There will be hiring of 5,000 healthcare workers with diplomas and certificates for one year and Sh1.7 billion for expansion of bed capacity in the public hospitals and Sh3 billion for the supply of farm inputs through e-vouchers and Sh1.5 billion to assist flower and horticultural producers to access international markets.
There will be soft loans to hotels related establishments through the Tourism Finance Corporation at Sh2 billion and Sh1 billion to engage 5,500 community scouts and Sh1 billion for 160 community conservancies.

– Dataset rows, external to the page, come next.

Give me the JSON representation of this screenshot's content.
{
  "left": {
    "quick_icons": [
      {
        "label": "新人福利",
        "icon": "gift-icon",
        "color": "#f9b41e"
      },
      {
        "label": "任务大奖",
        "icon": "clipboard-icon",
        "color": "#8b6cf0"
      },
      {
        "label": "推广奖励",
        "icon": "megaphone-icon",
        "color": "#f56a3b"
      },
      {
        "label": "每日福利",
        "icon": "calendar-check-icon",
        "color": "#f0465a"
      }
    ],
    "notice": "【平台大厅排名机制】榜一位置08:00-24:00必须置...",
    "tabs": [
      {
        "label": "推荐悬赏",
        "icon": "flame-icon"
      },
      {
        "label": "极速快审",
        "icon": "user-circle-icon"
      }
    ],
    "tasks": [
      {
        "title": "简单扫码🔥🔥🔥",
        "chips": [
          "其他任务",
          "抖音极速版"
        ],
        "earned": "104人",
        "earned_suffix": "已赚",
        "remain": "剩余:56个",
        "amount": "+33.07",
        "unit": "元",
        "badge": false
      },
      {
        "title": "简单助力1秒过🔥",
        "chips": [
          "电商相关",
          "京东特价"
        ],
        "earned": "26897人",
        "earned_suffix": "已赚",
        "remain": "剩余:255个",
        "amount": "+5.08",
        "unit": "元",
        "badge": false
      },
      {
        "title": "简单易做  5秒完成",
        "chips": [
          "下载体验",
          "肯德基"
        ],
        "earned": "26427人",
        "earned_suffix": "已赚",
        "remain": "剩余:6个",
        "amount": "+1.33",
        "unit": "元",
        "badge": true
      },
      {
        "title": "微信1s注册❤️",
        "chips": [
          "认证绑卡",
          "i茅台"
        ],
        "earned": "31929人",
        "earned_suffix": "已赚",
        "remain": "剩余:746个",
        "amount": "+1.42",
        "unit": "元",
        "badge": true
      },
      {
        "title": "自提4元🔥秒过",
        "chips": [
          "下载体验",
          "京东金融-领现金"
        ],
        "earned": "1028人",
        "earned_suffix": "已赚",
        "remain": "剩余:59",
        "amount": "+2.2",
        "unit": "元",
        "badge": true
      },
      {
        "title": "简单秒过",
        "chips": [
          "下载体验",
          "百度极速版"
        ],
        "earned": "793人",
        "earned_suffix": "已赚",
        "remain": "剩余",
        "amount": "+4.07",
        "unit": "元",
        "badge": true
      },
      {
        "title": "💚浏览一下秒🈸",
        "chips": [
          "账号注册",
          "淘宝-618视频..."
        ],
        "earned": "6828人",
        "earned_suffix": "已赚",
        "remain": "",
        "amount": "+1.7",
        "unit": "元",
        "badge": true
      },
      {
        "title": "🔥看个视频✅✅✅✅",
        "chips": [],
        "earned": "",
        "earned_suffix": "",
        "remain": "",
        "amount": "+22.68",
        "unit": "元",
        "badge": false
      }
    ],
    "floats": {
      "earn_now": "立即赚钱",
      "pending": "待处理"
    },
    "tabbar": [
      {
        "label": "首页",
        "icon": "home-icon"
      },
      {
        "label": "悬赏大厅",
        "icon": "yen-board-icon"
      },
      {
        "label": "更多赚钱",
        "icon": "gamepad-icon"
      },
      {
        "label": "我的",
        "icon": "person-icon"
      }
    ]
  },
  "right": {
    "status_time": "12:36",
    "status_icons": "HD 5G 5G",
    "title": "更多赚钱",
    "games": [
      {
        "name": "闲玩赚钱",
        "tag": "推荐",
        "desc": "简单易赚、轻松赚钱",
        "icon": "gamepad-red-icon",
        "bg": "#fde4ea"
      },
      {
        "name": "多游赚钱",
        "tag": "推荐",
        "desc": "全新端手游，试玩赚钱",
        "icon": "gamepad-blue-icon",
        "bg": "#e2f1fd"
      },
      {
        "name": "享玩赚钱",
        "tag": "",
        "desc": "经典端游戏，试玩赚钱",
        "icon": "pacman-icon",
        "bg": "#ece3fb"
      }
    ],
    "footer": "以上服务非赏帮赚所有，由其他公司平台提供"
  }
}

Sh850 million will be used to rehabilitate wells, water pans and underground tanks in arid and semi arid areas while Sh1 billion will be used for food control measures and Sh540 billion for greening Kenya campaign while Sh600 million will be used to purchase locally manufactured vehicles.
Earlier on, Matiang’i together with his health counterpart Mutahi Kagwe and education’s Prof George Magoha met Catholic Bishops’ representatives, led by Cardinal John Njue, at the Holy Family Basilica as part of Government's stakeholder outreach program.
The CS’ reiterated Government’s commitment to continue working with the Church through its leaders as they continue to take measures, and make decisions, with regard to the country’s COVID-19 situation.
The bishops said they had agreed on areas they need to combine efforts to contain the spread of the disease.